At the same time, states continue to funnel millions in state and federal tax dollars to anti-abortion pregnancy centers that mislead people about abortion, waste funds on outsized administrative costs, and require parents to attend religiously oriented classes in order to receive very limited support for diapers, formula, and baby furniture. Why are we funding deception and corruption when we could offer direct financial support that makes raising a family a tenable option to those who want it?

More than a year into a global pandemic, the continued work of advocates combating child poverty is finally gaining bipartisan support, but the discussions in Congress are far removed from parents’ reality. In exchange for giving households $3,000 to $4,200 every year per child, Republican Sen. Mitt Romney has proposed cutting Temporary Assistance to Needy Families (TANF) and getting rid of tax credits parents depend on. While the Democrats’ plan does not rely on cutting social safety net programs, their stimulus proposal would offer only $3,000 to $3,600 every year per child. Neither plan scratches the surface of what it costs to raise a child.

Before the pandemic, working families with children under age five spent an average of $250 every single week on child care alone, with lower-income working families contributing over 35 percent of their paycheck. That’s money many households, with parents out of work or working reduced hours, no longer have. Providing universal day care alongside robust cash payments would allow families to make unconstrained choices about child care and direct that income toward other necessities—housing, food, and health care—that are integral aspects of parenting and for which advocates are consistently working to win tangible government support.

Federally funded day care is nothing new. During World War II, with men overseas as troops and women homemakers working in factories, Congress created government-funded day care centers where working parents knew their children were safe, fed, and educated. Decades later, when the draft ended, the Department of Defense recognized the importance of quality child care for its workforce and launched what is now the largest employer-sponsored child care program in the country. The government clearly has the ability to prioritize and fund child care. Now they need the political will.

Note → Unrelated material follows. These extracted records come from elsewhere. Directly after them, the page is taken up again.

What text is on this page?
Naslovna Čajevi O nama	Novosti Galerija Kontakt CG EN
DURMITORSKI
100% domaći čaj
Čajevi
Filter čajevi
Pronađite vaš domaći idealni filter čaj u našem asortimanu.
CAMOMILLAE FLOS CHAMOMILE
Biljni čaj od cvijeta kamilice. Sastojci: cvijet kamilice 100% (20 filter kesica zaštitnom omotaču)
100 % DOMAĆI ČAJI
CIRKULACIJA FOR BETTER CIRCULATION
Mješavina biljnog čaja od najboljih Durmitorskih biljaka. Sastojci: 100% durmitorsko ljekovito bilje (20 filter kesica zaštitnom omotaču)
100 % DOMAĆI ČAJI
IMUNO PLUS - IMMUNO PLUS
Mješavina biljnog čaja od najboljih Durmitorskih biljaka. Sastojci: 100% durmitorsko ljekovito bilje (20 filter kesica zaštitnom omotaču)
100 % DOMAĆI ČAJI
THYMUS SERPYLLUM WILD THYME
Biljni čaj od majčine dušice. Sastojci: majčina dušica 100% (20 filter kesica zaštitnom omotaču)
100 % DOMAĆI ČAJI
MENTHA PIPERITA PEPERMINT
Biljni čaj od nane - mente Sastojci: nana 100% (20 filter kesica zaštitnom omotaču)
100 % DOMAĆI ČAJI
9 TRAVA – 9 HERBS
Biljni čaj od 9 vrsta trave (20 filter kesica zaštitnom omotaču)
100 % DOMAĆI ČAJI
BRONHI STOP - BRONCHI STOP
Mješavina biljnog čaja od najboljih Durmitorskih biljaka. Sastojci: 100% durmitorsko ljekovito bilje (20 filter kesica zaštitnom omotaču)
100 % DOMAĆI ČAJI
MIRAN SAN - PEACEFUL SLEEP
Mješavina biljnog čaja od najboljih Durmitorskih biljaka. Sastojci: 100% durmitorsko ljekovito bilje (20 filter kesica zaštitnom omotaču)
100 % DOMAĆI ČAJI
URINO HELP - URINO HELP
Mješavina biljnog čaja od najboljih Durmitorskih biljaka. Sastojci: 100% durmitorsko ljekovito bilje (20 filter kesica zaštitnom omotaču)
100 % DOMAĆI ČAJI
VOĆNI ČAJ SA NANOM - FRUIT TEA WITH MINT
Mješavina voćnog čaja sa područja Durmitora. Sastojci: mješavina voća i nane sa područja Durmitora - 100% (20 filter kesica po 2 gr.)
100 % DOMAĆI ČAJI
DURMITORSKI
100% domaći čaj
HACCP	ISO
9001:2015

Transforming reproductive choice from theory to practice relies on shifting our culture to reflect the reproductive justice belief that everyone has the right to have or not have children, and the right to nurture the children we choose to have in a safe, healthy environment. As it stands now, inaccessible reproductive health care and a void of supportive policies for parents has left us all in a choiceless vacuum. We are not wrong for wanting our leaders to implement compassionate, people-centered policy, and we need to know we are not alone when we demand it.